A Survey on Probabilistic Topic Modeling

PhD Qualifying Examination


Title: "A Survey on Probabilistic Topic Modeling"

by

Miss Peixian CHEN


Abstract:

The booming volume of digitized document collections makes it increasingly 
difficult  to find desired information within reasonable time.  A great many 
computational or analysing tools have been developed to meet the challenge. 
Topic modeling is currently the most widely-used one with underlying semantic 
interpretation. It aims at discovering patterns in the use of words that can be 
utilized to organize and summarize documents in a corpus. In this paper, we 
give a survey of probabilistic topic modeling.

In probabilistic topic modeling, topics are modeled as probabilistic 
distributions over a vocabulary. The documents are assumed to have been 
produced from a list of unobserved topics through a probabilistic generative 
process. Statistical inference is performed to invert the generative process 
and identify the topics. In this survey, we first discuss the basic 
probabilistic topic models as well as the associated inference algorithms. Then 
we concentrate on extensions to the basic models that consider the modeling of 
topic correlations, the automatic determination of the number of topics,  and 
the evolution of topics over time. Evaluation methods, along with a comparison 
of above probabilistic topic models, will be also presented.

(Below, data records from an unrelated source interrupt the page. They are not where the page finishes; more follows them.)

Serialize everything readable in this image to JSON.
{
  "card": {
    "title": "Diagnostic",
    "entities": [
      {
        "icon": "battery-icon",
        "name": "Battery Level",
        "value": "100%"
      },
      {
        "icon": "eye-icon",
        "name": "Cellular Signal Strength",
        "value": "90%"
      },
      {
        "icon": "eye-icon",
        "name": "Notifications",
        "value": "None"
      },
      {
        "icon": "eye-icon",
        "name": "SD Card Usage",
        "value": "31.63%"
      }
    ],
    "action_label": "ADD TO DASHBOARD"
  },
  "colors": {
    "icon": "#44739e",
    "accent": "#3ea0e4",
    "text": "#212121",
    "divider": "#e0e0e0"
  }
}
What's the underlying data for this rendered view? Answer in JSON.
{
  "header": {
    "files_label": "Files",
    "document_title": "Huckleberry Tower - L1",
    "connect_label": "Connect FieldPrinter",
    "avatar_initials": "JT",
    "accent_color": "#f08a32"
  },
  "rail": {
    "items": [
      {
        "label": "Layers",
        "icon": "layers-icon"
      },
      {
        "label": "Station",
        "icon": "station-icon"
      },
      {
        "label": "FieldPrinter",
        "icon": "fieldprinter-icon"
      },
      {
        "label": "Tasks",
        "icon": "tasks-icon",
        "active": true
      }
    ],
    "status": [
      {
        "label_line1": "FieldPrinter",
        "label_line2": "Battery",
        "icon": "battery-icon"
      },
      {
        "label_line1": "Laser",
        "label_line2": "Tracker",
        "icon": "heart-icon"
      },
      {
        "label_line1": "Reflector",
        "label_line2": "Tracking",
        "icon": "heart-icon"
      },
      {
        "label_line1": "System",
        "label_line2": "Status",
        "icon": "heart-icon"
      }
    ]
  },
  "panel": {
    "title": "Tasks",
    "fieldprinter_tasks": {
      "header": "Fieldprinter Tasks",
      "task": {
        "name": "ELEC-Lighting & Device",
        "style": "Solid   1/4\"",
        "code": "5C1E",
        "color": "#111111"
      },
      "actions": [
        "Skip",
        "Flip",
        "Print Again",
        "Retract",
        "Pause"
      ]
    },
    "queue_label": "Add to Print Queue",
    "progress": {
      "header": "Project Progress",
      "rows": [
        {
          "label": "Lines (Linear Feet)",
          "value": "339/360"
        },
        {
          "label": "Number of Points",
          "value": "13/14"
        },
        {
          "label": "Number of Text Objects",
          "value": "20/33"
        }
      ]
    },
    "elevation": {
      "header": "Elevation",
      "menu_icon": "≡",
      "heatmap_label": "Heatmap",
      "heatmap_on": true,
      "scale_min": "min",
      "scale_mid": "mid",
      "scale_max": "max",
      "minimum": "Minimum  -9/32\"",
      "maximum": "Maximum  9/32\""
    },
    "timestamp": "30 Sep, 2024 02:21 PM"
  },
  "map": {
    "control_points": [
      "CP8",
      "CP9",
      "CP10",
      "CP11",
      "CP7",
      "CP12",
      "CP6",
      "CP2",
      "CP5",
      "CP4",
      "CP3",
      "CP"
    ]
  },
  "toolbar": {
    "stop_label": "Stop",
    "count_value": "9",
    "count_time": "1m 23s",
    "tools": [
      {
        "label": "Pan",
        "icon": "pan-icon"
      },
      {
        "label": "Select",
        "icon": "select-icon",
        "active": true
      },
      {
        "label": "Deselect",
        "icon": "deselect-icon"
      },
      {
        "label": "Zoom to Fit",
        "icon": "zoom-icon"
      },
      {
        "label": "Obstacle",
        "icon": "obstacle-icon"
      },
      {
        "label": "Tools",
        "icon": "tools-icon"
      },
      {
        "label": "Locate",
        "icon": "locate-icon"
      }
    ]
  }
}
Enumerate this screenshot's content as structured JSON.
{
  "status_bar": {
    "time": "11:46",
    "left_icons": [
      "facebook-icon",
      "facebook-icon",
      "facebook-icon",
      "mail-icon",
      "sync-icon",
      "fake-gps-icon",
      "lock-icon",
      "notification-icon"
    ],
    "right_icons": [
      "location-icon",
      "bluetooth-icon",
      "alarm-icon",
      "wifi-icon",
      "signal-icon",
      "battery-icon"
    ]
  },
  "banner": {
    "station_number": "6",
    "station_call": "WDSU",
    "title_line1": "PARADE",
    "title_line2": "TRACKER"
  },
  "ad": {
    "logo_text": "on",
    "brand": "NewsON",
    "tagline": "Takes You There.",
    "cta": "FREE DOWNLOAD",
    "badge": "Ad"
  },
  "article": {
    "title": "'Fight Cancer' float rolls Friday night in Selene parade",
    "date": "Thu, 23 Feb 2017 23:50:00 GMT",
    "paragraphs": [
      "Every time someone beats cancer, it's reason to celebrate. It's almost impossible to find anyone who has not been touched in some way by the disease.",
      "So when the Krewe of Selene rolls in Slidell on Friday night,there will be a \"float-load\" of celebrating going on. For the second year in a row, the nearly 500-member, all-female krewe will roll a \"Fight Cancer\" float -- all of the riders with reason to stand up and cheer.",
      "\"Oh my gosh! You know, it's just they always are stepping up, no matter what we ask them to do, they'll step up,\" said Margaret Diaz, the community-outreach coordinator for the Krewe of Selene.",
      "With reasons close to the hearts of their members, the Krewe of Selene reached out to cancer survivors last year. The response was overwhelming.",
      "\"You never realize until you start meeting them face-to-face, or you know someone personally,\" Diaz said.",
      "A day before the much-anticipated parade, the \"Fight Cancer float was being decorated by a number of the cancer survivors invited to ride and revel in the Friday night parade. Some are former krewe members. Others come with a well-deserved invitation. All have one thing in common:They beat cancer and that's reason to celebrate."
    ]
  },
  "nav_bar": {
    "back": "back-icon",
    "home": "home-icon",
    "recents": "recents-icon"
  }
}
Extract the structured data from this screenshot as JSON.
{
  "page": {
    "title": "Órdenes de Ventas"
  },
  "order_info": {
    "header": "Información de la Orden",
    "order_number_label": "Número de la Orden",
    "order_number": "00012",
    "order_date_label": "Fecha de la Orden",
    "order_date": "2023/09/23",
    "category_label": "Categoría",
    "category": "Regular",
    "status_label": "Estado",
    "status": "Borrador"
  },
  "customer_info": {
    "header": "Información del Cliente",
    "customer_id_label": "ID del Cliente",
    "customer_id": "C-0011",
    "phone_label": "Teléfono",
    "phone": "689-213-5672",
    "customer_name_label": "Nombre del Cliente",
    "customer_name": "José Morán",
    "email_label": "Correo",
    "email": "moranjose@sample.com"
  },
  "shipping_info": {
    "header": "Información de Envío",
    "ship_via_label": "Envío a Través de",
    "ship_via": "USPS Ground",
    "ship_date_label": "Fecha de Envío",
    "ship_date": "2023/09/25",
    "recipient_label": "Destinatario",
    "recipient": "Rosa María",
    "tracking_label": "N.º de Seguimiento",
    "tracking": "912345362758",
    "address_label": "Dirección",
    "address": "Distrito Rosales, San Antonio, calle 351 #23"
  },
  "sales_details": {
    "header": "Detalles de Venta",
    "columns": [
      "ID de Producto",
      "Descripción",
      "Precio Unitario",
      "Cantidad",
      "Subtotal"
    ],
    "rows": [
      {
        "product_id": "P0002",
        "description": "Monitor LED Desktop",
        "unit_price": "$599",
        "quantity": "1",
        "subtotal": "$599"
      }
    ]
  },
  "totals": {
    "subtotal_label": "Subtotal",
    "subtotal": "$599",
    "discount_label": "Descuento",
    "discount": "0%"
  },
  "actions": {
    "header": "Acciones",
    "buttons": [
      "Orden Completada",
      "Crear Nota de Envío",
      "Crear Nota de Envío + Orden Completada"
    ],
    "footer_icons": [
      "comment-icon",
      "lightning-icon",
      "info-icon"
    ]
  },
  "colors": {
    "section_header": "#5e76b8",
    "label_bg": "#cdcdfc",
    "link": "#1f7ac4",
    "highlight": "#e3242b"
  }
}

Date:                   Wednesday, 23 April 2014

Time:                   10:00am - 12:00noon

Venue:                  Room 5563
                         Lifts 27/28

Committee Members:      Prof. Nevin Zhang (Supervisor)
                         Prof. Dit-Yan Yeung (Chairperson)
                         Prof. Dik-Lun Lee
                         Dr. Raymond Wong


**** ALL are Welcome ****